The winning manuscript for the 2025 Tómas Guðmundsson Literary Awards, "Síðasta sumar lífsins," is a poetic narrative about two lovers on an unnamed sunny island. The manuscript is a bittersweet and melancholy description of endings in the broadest sense — the end of time, love, life and summer as it fades from light into the uncertainty of darkness. Neither the two lovers nor the island they inhabit are ever named, making the experience the poems describe universal, while the poetic images are both specific and unusual — ranging from a familiar memory where fish becomes a symbol of God to cherry pits in an ashtray.
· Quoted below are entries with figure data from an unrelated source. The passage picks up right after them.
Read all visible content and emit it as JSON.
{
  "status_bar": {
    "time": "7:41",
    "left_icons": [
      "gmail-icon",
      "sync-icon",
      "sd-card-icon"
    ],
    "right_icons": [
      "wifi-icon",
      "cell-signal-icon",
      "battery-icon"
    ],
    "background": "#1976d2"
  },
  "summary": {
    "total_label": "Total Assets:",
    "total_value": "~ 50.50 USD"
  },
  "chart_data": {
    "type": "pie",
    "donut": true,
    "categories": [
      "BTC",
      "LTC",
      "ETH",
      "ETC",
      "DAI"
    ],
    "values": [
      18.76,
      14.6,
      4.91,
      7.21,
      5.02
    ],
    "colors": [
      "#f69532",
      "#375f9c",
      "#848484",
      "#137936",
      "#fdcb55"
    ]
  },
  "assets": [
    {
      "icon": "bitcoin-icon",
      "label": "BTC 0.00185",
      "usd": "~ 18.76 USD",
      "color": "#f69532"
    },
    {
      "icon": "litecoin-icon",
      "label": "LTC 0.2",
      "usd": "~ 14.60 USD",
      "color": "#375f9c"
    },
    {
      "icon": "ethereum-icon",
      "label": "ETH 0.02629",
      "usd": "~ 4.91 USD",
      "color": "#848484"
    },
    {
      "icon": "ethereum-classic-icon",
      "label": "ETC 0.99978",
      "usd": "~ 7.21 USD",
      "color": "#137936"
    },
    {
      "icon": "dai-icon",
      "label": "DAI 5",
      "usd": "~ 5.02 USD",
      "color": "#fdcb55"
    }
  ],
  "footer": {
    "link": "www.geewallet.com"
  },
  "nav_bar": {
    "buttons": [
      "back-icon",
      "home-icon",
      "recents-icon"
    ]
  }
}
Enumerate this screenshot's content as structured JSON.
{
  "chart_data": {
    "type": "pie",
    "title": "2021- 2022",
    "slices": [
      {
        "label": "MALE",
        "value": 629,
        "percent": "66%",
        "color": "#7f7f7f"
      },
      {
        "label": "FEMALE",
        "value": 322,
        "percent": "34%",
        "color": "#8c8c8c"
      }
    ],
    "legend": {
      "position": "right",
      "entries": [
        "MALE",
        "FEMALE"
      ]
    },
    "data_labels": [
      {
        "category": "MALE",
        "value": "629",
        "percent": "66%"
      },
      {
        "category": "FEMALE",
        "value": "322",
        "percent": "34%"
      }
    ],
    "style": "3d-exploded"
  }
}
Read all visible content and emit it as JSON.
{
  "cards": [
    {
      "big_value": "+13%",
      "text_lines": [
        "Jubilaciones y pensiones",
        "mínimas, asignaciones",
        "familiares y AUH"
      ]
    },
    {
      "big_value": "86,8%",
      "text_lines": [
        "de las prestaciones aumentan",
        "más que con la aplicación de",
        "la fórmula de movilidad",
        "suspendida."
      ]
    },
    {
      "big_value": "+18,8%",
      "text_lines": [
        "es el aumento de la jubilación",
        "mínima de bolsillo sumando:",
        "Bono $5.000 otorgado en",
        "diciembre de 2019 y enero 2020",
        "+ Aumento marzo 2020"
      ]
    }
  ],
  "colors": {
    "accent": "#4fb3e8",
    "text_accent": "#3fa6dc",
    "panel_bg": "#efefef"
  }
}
The subjects of the poems in "Síðasta sumar lífsins" are the same themes poets have wrestled with for centuries — love, death, nature, to name a few — but the author approaches these themes with emotional depth, sensitivity and originality. Melancholy winds blow through the poems, evoking nostalgia, the end of love and the sorrow that comes with growing up and leaving the world of childhood behind. The reader also senses tenderness and beauty in small things that raise larger questions about time, which both heals and infects wounds, as the work puts it. Although the work's narrative world is contained, the poems point beyond themselves toward larger realities through references to natural disasters, conflicts and climate change. Despite the work's relatively quiet narrative, an undercurrent of sorrow runs through the poems, and an unexplained danger hovers on the horizon, threatening the island's eternal summer. The work thus becomes a metaphor for modern Western life — a life that, despite being more comfortable and peaceful than ever, is at the same time marked by deep anxiety and storm clouds gathering in the sky. "Home is wherever," the poem reads, reflecting a longing for what is passing away — not what was, but what is slipping through our fingers here and now — raising questions about what and where is home. "Síðasta sumar lífsins" is thus like a peaceful and bittersweet landscape painting of the calm before the storm, just before everything changes forever.